Akdeniz anemisi, iki ana tipi vardır: beta-talasemi majör ve beta-talasemi minor. Beta-talasemi majör, hemoglobin yapısında önemli bir bozukluk olduğunda ortaya çıkar ve ağır anemiye yol açar. Beta-talasemi minor ise daha hafif bir formdur ve ekseriyetle belirtilerle seyretmez. Beta-talasemi majör, hayatın birinci birkaç yılında belirtiler göstermeye başlar.

Akdeniz anemisi belirtileri ortasında şiddetli anemi (kansızlık), halsizlik, yorgunluk, soluk cilt, nefes darlığı, kemik deformiteleri, büyüme ve gelişme geriliği, karaciğer ve dalak büyümesi yer alabilir. Ayrıyeten, tertipli kan transfüzyonları gerektiren komplikasyonlar da ortaya çıkabilir, zira anemi tedavi edilemez.

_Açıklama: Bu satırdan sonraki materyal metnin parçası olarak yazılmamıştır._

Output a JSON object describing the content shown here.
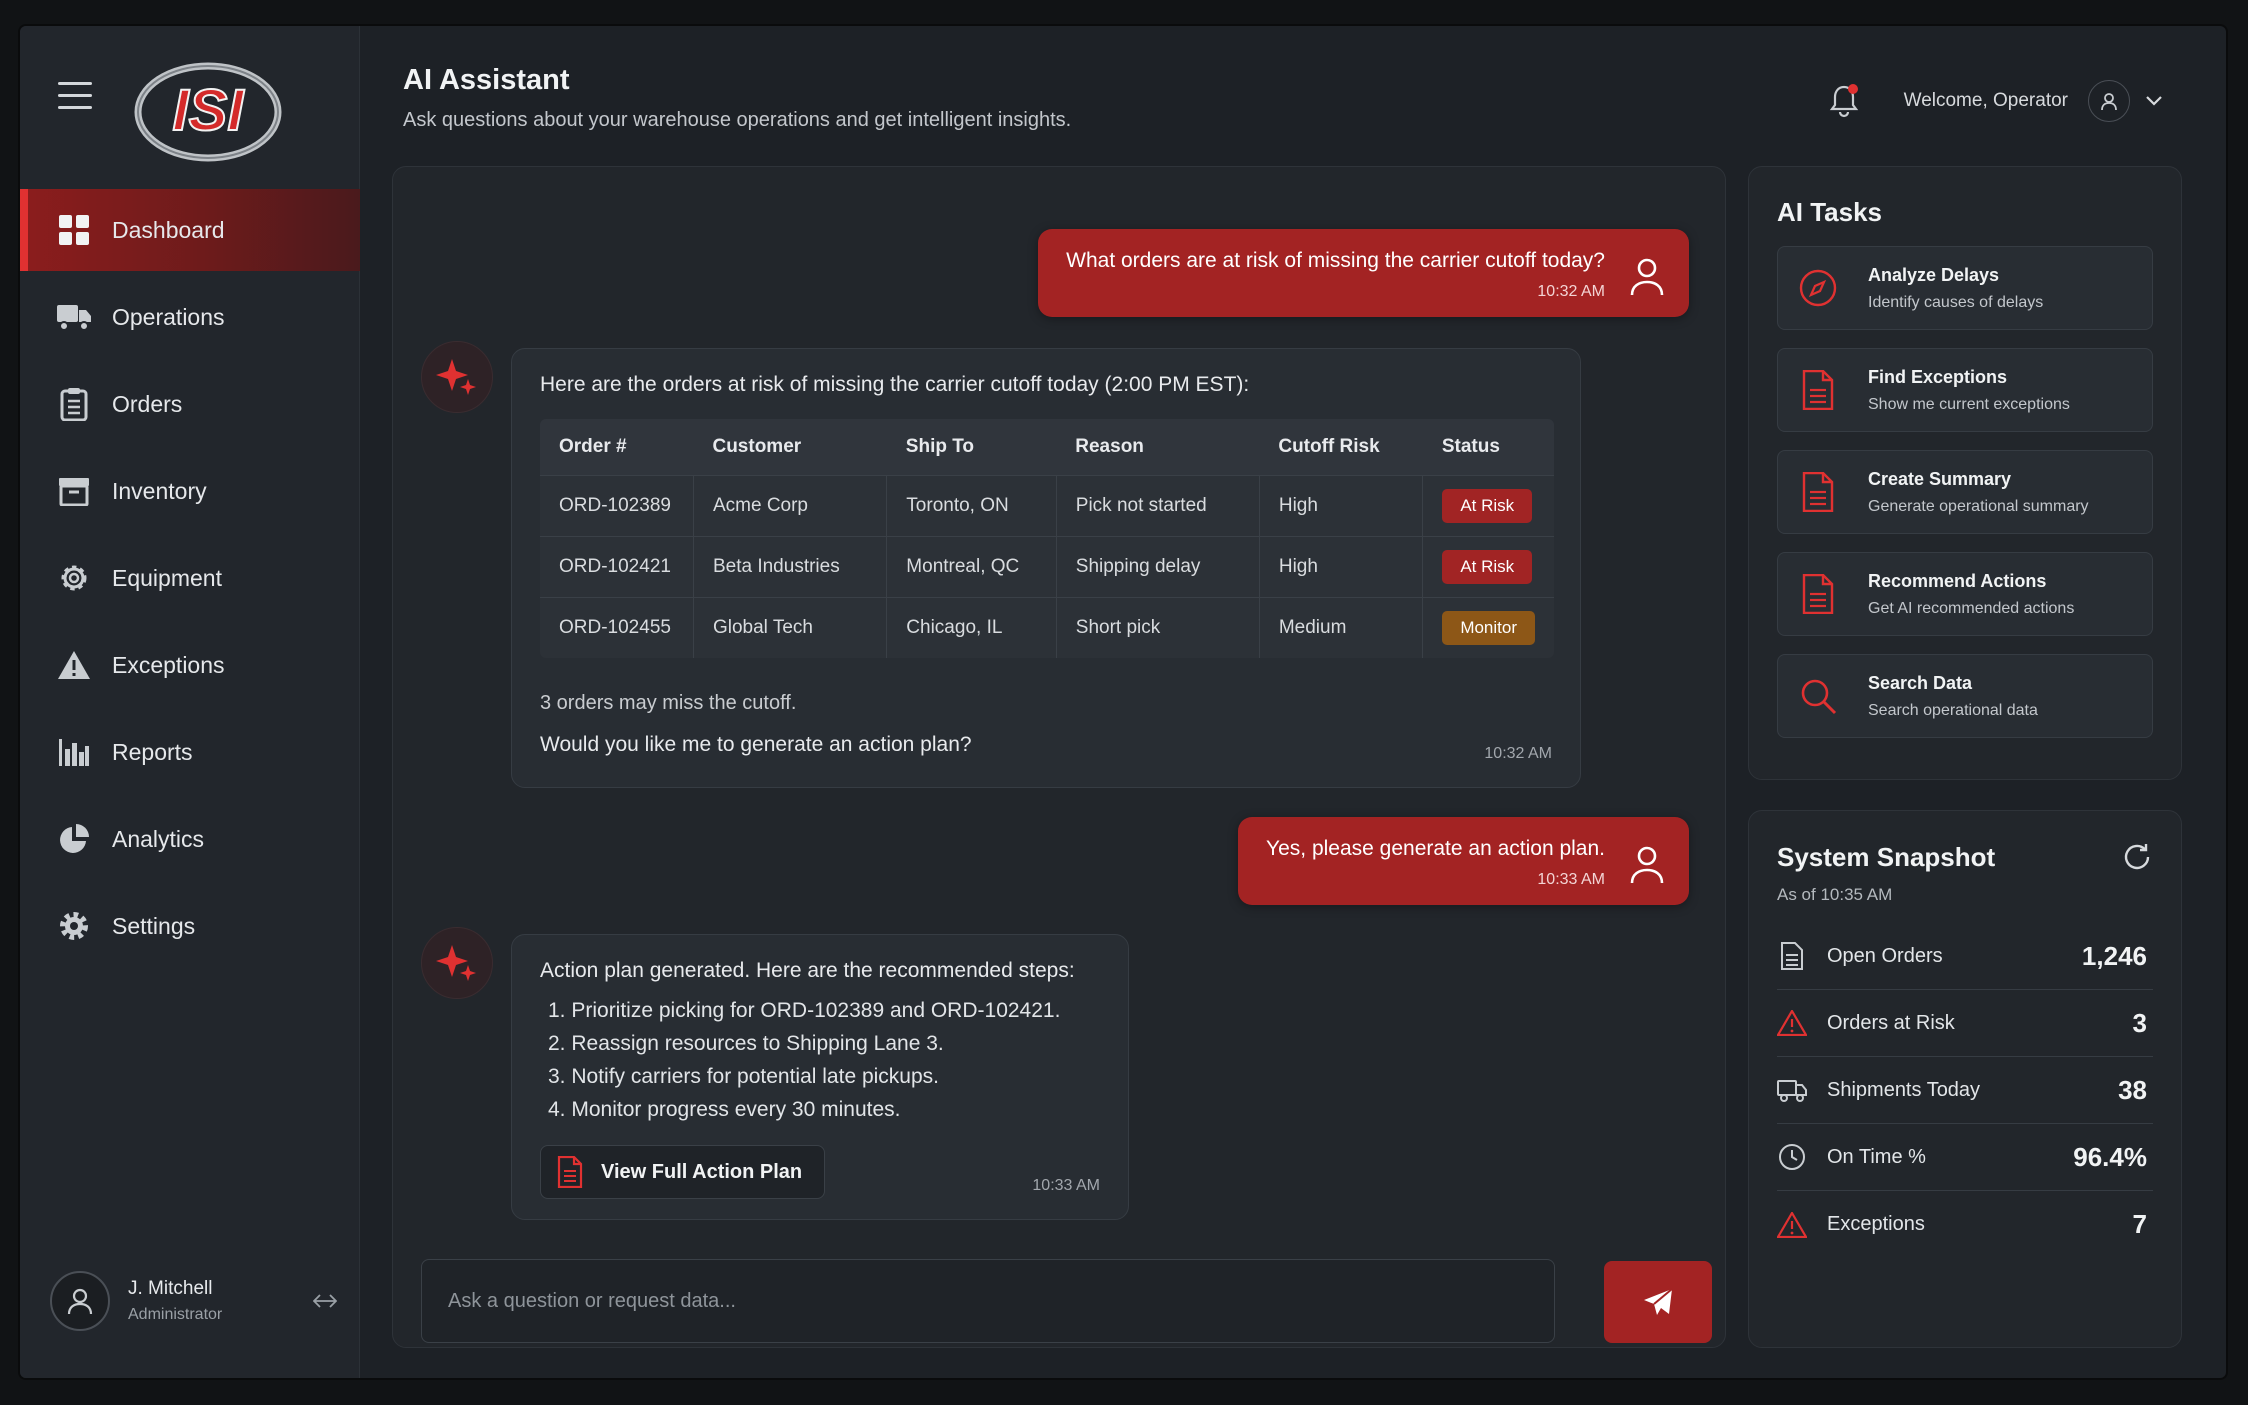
{
  "brand": {
    "logo_text": "ISI",
    "accent": "#a32323",
    "accent_bright": "#e03131"
  },
  "sidebar": {
    "items": [
      {
        "label": "Dashboard",
        "icon": "dashboard-grid-icon",
        "active": true
      },
      {
        "label": "Operations",
        "icon": "truck-icon"
      },
      {
        "label": "Orders",
        "icon": "clipboard-icon"
      },
      {
        "label": "Inventory",
        "icon": "box-icon"
      },
      {
        "label": "Equipment",
        "icon": "gear-icon"
      },
      {
        "label": "Exceptions",
        "icon": "warning-icon"
      },
      {
        "label": "Reports",
        "icon": "bar-chart-icon"
      },
      {
        "label": "Analytics",
        "icon": "pie-chart-icon"
      },
      {
        "label": "Settings",
        "icon": "settings-icon"
      }
    ],
    "user": {
      "name": "J. Mitchell",
      "role": "Administrator"
    }
  },
  "header": {
    "title": "AI Assistant",
    "subtitle": "Ask questions about your warehouse operations and get intelligent insights.",
    "welcome": "Welcome, Operator"
  },
  "chat": {
    "msg1": {
      "text": "What orders are at risk of missing the carrier cutoff today?",
      "time": "10:32 AM"
    },
    "reply1": {
      "lead": "Here are the orders at risk of missing the carrier cutoff today (2:00 PM EST):",
      "columns": [
        "Order #",
        "Customer",
        "Ship To",
        "Reason",
        "Cutoff Risk",
        "Status"
      ],
      "rows": [
        {
          "order": "ORD-102389",
          "customer": "Acme Corp",
          "ship_to": "Toronto, ON",
          "reason": "Pick not started",
          "risk": "High",
          "status": "At Risk"
        },
        {
          "order": "ORD-102421",
          "customer": "Beta Industries",
          "ship_to": "Montreal, QC",
          "reason": "Shipping delay",
          "risk": "High",
          "status": "At Risk"
        },
        {
          "order": "ORD-102455",
          "customer": "Global Tech",
          "ship_to": "Chicago, IL",
          "reason": "Short pick",
          "risk": "Medium",
          "status": "Monitor"
        }
      ],
      "note": "3 orders may miss the cutoff.",
      "question": "Would you like me to generate an action plan?",
      "time": "10:32 AM"
    },
    "msg2": {
      "text": "Yes, please generate an action plan.",
      "time": "10:33 AM"
    },
    "reply2": {
      "lead": "Action plan generated. Here are the recommended steps:",
      "steps": [
        "1. Prioritize picking for ORD-102389 and ORD-102421.",
        "2. Reassign resources to Shipping Lane 3.",
        "3. Notify carriers for potential late pickups.",
        "4. Monitor progress every 30 minutes."
      ],
      "button": "View Full Action Plan",
      "time": "10:33 AM"
    },
    "input_placeholder": "Ask a question or request data..."
  },
  "tasks": {
    "title": "AI Tasks",
    "items": [
      {
        "title": "Analyze Delays",
        "sub": "Identify causes of delays",
        "icon": "compass-icon"
      },
      {
        "title": "Find Exceptions",
        "sub": "Show me current exceptions",
        "icon": "document-icon"
      },
      {
        "title": "Create Summary",
        "sub": "Generate operational summary",
        "icon": "document-icon"
      },
      {
        "title": "Recommend Actions",
        "sub": "Get AI recommended actions",
        "icon": "document-icon"
      },
      {
        "title": "Search Data",
        "sub": "Search operational data",
        "icon": "search-icon"
      }
    ]
  },
  "snapshot": {
    "title": "System Snapshot",
    "as_of": "As of 10:35 AM",
    "stats": [
      {
        "label": "Open Orders",
        "value": "1,246",
        "icon": "document-icon"
      },
      {
        "label": "Orders at Risk",
        "value": "3",
        "icon": "warning-icon"
      },
      {
        "label": "Shipments Today",
        "value": "38",
        "icon": "truck-icon"
      },
      {
        "label": "On Time %",
        "value": "96.4%",
        "icon": "clock-icon"
      },
      {
        "label": "Exceptions",
        "value": "7",
        "icon": "warning-icon"
      }
    ]
  }
}
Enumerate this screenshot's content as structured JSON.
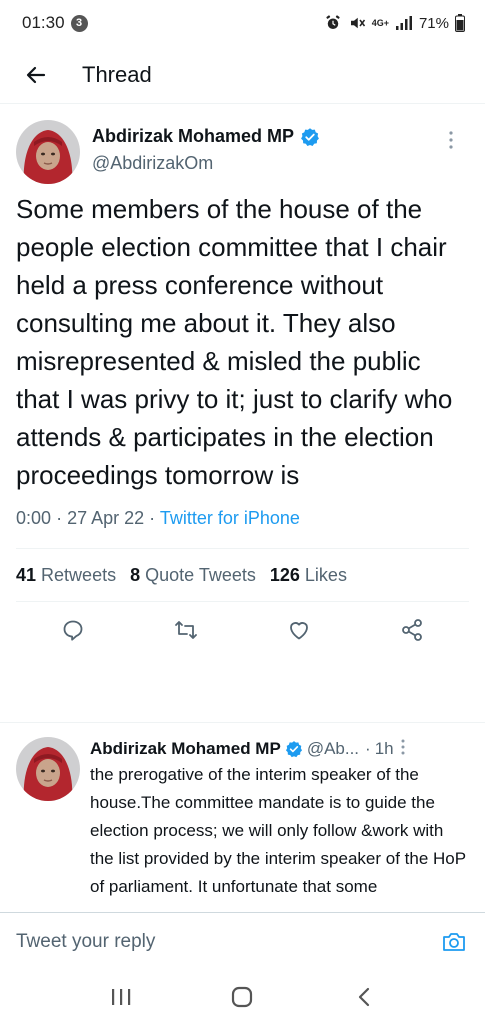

Akdeniz anemisi, genetik bir hastalık olduğu için kalıtımsal bir özelliğe sahiptir. Şayet hemoglobin genlerinden birini taşıyan her iki ebeveynin de beta-talasemi taşıyıcısı olması durumunda, çocuklar beta-talasemi majör riskiyle karşı karşıya kalır. Taşıyıcı olan ebeveynlerin çocukları beta-talasemi minor riski taşır.

AKDENİZ ANEMİSİ NEDEN OLUR?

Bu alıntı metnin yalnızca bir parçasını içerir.